College of Food and Biological Engineering, Xiamen Key Laboratory of Marine Functional Food, Fujian Provincial Engineering Technology Research Center of Marine Functional Food, Jimei University, Xiamen, Fujian 361021, China.
Women and Children's Hospital Affiliated to Xiamen University, Xiamen, Fujian 361003, China.
J Agric Food Chem. 2020 May 6;68(18):5221-5231. doi: 10.1021/acs.jafc.0c01543. Epub 2020 Apr 27.

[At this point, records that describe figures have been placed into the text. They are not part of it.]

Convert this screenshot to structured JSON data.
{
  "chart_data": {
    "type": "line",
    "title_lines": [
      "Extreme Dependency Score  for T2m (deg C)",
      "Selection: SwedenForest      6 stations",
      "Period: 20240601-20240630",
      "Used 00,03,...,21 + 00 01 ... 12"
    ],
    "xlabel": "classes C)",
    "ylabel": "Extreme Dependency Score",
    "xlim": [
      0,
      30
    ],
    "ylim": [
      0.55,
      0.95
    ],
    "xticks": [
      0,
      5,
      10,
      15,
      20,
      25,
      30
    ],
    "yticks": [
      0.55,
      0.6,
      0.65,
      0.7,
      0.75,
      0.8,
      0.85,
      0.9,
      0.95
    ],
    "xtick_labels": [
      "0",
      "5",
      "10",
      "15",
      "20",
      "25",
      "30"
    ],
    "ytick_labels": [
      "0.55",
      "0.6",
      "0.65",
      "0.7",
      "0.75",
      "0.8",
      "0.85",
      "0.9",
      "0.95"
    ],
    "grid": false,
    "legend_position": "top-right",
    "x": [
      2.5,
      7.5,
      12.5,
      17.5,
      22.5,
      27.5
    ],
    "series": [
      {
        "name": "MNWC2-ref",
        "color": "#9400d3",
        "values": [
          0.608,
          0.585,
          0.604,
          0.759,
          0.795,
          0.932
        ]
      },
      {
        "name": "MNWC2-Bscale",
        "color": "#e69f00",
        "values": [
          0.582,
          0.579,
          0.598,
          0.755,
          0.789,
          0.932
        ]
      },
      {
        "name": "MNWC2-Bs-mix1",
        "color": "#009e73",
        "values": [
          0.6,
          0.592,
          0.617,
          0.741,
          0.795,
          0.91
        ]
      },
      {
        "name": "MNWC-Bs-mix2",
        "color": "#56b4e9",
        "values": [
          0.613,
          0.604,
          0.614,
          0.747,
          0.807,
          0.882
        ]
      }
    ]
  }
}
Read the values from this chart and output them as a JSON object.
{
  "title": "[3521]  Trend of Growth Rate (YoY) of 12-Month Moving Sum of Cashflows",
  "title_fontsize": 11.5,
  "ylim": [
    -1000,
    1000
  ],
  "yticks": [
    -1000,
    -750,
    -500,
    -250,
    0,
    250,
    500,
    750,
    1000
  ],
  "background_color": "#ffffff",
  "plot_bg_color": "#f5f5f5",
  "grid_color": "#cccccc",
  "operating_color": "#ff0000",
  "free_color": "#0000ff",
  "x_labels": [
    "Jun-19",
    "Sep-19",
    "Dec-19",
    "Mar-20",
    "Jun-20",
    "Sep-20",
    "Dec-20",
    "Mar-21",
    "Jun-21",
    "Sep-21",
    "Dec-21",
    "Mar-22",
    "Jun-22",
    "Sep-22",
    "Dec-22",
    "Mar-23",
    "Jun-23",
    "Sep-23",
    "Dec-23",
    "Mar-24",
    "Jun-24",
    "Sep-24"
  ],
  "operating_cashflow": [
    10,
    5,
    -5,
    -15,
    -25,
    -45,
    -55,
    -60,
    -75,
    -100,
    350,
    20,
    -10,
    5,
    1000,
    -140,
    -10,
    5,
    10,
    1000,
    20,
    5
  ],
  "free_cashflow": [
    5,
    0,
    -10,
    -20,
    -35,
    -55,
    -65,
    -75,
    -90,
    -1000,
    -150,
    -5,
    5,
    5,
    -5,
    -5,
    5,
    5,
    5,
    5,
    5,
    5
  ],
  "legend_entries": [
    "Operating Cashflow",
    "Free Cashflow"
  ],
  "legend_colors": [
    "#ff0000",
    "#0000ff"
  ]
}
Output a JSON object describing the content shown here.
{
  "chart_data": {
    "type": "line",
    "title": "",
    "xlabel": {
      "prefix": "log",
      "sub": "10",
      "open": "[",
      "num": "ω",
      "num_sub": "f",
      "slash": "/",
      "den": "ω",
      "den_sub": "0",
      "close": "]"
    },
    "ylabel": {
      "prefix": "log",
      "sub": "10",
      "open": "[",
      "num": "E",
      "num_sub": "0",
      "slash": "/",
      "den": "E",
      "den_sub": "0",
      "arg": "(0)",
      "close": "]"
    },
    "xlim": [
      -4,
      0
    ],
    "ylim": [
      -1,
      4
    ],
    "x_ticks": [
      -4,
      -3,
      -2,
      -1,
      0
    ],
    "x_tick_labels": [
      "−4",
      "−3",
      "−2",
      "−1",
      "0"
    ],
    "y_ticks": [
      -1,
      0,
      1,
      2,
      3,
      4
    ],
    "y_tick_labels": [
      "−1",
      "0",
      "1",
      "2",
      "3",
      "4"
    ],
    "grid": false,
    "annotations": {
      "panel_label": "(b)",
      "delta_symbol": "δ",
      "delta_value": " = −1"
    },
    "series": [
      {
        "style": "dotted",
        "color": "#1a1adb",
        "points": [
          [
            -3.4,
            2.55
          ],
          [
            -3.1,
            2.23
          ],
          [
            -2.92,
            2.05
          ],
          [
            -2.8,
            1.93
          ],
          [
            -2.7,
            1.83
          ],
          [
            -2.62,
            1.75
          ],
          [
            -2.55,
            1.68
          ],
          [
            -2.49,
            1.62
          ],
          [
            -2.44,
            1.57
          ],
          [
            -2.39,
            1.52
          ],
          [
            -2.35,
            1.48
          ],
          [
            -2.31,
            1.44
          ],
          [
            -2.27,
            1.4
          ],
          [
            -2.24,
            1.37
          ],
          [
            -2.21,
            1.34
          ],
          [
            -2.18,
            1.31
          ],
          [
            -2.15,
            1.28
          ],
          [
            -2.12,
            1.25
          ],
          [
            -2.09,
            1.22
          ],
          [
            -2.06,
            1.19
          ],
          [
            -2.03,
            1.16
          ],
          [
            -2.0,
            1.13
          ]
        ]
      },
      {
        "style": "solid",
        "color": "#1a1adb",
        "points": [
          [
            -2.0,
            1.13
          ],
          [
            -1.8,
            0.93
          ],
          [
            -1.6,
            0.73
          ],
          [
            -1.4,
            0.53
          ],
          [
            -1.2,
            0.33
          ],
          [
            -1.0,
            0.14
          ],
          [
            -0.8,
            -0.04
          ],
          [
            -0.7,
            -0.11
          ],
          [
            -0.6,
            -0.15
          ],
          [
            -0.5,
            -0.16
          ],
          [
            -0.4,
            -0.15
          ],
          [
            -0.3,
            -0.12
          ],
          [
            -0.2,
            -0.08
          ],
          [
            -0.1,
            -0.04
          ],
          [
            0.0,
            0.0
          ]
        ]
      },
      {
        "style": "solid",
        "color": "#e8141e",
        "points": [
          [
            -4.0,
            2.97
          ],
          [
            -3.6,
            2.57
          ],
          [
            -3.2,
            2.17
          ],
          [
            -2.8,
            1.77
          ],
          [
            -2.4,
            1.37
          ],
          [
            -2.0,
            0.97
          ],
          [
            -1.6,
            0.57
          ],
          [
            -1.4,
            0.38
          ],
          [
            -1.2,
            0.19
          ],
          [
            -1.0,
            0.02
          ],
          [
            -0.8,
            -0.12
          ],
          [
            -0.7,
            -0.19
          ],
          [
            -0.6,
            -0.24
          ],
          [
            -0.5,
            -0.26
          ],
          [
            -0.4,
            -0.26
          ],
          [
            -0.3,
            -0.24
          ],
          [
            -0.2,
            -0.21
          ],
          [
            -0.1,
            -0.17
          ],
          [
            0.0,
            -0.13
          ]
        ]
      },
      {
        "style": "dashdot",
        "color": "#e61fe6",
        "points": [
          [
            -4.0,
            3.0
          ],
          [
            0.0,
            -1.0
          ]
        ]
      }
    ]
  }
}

Oysters are an important shellfish group known to cause food allergy; however, knowledge of their sensitization components and cross-reactivity is limited. This study aimed to identify a novel allergen in and investigate its cross-reactivity. To this end, a 20 kDa protein was purified from oyster and confirmed to be a sarcoplasmic-calcium-binding protein (SCP) by LC-MS/MS. A 537 bp open reading frame was obtained from oyster SCP total RNA, which encoded 179 amino acids, and was expressed in . According to the circular dichroism results, digestion assay, and inhibition ELISA, the recombinant SCP (rSCP) exhibited similar physicochemical properties and IgG-binding activity to native SCP. rSCP displayed stronger IgE-binding activity by immunological method. Moreover, a different intensity of cross-reactivity and sequence homology were demonstrated between shellfish species. Collectively, these findings provide novel insight into shellfish allergens, which can be used to aid in the diagnosis of oyster-sensitized patients.
牡蛎是一种重要的贝类,已知会引起食物过敏;然而,其致敏成分和交叉反应性的知识有限。本研究旨在鉴定一种新型贝类过敏原,并研究其交叉反应性。为此,从牡蛎中纯化了一种 20 kDa 的蛋白,并通过 LC-MS/MS 确认为肌浆钙结合蛋白 (SCP)。从牡蛎 SCP 总 RNA 中获得了一个 537 bp 的开放阅读框,编码 179 个氨基酸,并在 中表达。根据圆二色性结果、消化实验和抑制 ELISA,重组 SCP (rSCP) 表现出与天然 SCP 相似的理化性质和 IgG 结合活性。免疫学法显示 rSCP 具有更强的 IgE 结合活性。此外,贝类物种之间表现出不同强度的交叉反应性和序列同源性。总之,这些发现为贝类过敏原提供了新的见解,可用于辅助诊断对牡蛎敏感的患者。